DUNE #19: Agents and Architects

By Andrew Peregrine

One of the most useful aspects of the Dune: Adventures in the Imperium system is the option to engage with a problem as an agent or an architect. As an agent, a character deals directly with a conflict. They might get in a knife fight or threaten a non-player character in person. But as an architect, they can be a puppet master, sending in a squad of soldiers to fight their enemies or sending an anonymous blackmail letter to an enemy.

While this might sound complex, it’s actually quite straightforward. Most problems players have reported come from the assumption that applying either option is more complicated than it is. Which mode the players and gamemaster use is defined only by the way the player decides to approach the situation and doesn’t require any shift of mode or rules change.
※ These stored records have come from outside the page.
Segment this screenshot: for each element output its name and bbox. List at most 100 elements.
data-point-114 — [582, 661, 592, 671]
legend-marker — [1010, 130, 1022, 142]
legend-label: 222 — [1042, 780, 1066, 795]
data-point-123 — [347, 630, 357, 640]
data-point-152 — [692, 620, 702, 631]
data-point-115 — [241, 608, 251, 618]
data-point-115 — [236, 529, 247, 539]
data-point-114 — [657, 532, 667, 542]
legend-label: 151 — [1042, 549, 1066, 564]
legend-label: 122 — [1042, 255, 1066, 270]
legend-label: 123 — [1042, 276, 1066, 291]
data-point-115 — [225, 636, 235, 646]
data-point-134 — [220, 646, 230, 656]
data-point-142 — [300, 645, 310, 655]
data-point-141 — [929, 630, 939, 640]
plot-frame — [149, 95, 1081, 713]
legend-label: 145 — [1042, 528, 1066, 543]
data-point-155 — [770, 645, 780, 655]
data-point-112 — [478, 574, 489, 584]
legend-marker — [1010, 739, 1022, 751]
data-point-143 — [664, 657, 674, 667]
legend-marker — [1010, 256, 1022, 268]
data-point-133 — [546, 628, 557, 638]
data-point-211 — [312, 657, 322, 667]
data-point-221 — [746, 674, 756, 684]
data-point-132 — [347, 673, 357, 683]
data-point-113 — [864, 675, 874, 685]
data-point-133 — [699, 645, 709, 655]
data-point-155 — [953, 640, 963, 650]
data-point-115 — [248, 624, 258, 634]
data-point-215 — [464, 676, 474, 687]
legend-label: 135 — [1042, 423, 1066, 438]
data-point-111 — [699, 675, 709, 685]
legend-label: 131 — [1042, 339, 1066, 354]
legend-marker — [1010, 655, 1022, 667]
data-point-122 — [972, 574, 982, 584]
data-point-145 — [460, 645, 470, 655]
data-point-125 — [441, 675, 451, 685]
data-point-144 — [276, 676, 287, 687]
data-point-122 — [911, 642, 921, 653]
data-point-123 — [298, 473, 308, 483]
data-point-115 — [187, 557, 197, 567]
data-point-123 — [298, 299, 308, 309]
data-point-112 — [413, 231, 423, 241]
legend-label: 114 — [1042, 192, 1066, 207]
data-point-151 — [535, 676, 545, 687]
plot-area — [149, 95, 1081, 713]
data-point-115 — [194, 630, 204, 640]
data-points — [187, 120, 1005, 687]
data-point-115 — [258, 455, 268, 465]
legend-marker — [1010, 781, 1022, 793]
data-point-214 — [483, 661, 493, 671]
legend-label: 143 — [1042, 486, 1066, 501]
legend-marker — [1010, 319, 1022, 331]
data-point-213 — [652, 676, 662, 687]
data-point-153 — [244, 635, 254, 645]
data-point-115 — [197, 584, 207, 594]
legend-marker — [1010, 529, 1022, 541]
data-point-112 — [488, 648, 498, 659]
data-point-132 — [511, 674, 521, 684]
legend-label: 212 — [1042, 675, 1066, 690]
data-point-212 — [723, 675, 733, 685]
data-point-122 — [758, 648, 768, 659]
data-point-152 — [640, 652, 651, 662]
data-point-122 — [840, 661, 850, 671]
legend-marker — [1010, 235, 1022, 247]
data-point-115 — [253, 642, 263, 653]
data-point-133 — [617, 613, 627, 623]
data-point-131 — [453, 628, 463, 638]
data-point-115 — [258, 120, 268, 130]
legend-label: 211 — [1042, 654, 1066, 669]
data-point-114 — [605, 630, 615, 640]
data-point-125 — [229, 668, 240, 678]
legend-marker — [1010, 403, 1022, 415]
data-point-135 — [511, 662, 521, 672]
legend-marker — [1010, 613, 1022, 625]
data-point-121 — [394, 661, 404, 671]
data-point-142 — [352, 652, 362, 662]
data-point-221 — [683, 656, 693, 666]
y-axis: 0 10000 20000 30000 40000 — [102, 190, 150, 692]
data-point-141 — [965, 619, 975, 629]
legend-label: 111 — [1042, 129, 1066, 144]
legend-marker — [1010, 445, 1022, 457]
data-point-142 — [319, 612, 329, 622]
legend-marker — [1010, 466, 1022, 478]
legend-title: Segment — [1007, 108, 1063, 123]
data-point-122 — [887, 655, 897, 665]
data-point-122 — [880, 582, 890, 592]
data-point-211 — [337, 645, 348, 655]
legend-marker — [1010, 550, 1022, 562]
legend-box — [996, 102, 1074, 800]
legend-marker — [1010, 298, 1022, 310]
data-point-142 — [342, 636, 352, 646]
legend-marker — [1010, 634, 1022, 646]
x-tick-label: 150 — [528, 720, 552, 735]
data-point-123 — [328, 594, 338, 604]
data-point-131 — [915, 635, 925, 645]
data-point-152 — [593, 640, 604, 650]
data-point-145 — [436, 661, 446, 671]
Whether you are using agent or architect play, resolving a situation is just the same. The only difference is the potential consequences of the result of the test. If an agent fails, they may get personally injured, as they are in their enemy’s firing line. An architect is unlikely to suffer any further consequence than failure as they aren’t close enough to an enemy to get hurt. However, an agent ‘on the ground’ may have more options to capitalize on success or take a different tack after failure by virtue of being in the situation personally.

The mode of play used depends on the assets each player uses, and the group as a whole can even mix both modes depending on their strengths. So, which you use is very much a player decision based on their approach, rather than something the gamemaster decides for them.

For instance, the players discover that their enemy is hiding in a safehouse in Arrakeen and decide they want to raid the place and take down their nemesis.

One player may prefer the direct approach: their character has a knife and a focus with it, so they want to go in as an agent to face the enemy in close combat. Another character may have a group of soldiers as an asset and decide to enter the conflict as an architect, commanding the soldiers from some distance away. Both characters can do this in the same way as if they had both gone in with knives or both sent in military units. For both characters, the test involves Battle. The Drive depends on why they are initiating the conflict – something that might be the same, whether they are acting as an agent or architect.

The real difference in the two approaches depends on the results of the conflict. The knife-wielding agent might suffer physical damage if things go wrong. The architect might lose some of their soldiers but won’t even get scratched in the altercation. However, if the enemy wins the conflict and tries to escape, the agent might be able to chase them and try again. The architect, having lost their asset, is unable to pursue their target further.

In general, agent-level play is a good way to make sure you can cover all the bases in a conflict and improvise when things go badly. Architect-level play is good for keeping the player character safe and possibly maintaining their anonymity when attacking their enemies.

Ultimately, it doesn’t matter if you are an agent or architect in a conflict. Both are simply helpful terms to guide the gamemaster when interpreting the results of a conflict if players have used different assets. The rules allow you to use either style without using different mechanics.